A mudança mais notável na obra de Del Toro é a humanização de seu monstro como um ser sensível, merecedor de sua existência. Mary Shelley não deixava de descrevê-lo, sempre que podia, como “monstruoso”, com pele amarelada e lábios escuros — mas o cineasta lhe dá uma pele clara, que evoca o mármore usado na época renascentista. Um monumento do homem para o homem. Victor tenta destruir sua escultura de todas as maneiras possíveis, ficando mais monstruoso a cada virada narrativa da história, em contraponto ao Monstro, cada vez mais humano. Só que não importa o que aconteça com ele: mesmo com as quedas, as lutas e os tiros que sofre, a vida do Monstro persiste. Depois que sua vida foi criada, ela se recusa a desaparecer.

Talvez seja essa questão a mesma que ronda a onda atual de Inteligência Artificial: a ideia de que, para pegar emprestada uma expressão americana, depois que o gênio sai da lâmpada, ninguém consegue colocá-lo de volta lá dentro. Neste jovem século, a busca pelo “poder de Deus” deixou de ser biológica e virou tecnológica. É, até o momento, a melhor chance de criação sem a necessidade daquela metade da população humana que já consegue gerar vida. A metáfora continua se considerarmos que um dos gastos mais notáveis do delírio da IA é o impacto na matriz de energia que a tecnologia vem causando. Blecautes e falta de água rondam as cidades vizinhas aos data centers recém-construídos.
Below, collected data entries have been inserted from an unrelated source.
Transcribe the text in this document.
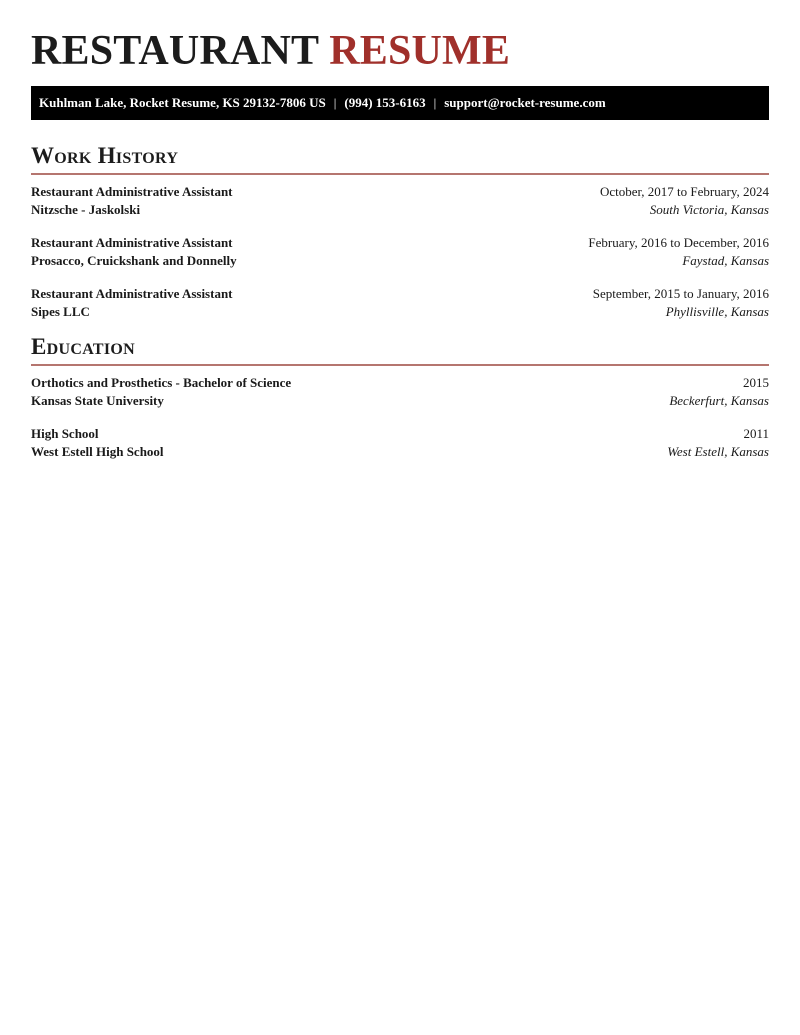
RESTAURANT RESUME
Kuhlman Lake, Rocket Resume, KS 29132-7806 US | (994) 153-6163 | support@rocket-resume.com
Work History
Restaurant Administrative Assistant	October, 2017 to February, 2024
Nitzsche - Jaskolski	South Victoria, Kansas
Restaurant Administrative Assistant	February, 2016 to December, 2016
Prosacco, Cruickshank and Donnelly	Faystad, Kansas
Restaurant Administrative Assistant	September, 2015 to January, 2016
Sipes LLC	Phyllisville, Kansas
Education
Orthotics and Prosthetics - Bachelor of Science	2015
Kansas State University	Beckerfurt, Kansas
High School	2011
West Estell High School	West Estell, Kansas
Nas dez maiores companhias de IA — Nvidia, Microsoft, Alphabet, Amazon, Apple, Meta, OpenAI, Databricks, Anthropic e Tesla —, todos os CEOs são homens. É deles a corrida pela criação tecnológica, a nova busca para derrotar a morte. Ainda é cedo para dizer o rumo que tudo isso vai tomar. A atual euforia se expande e se replica, mas o que os Sam Altmans e Elon Musks da vida não se lembram é o aviso soado por Mary Shelley: o nome da vida criada por eles, a vida nascida do homem, é monstro.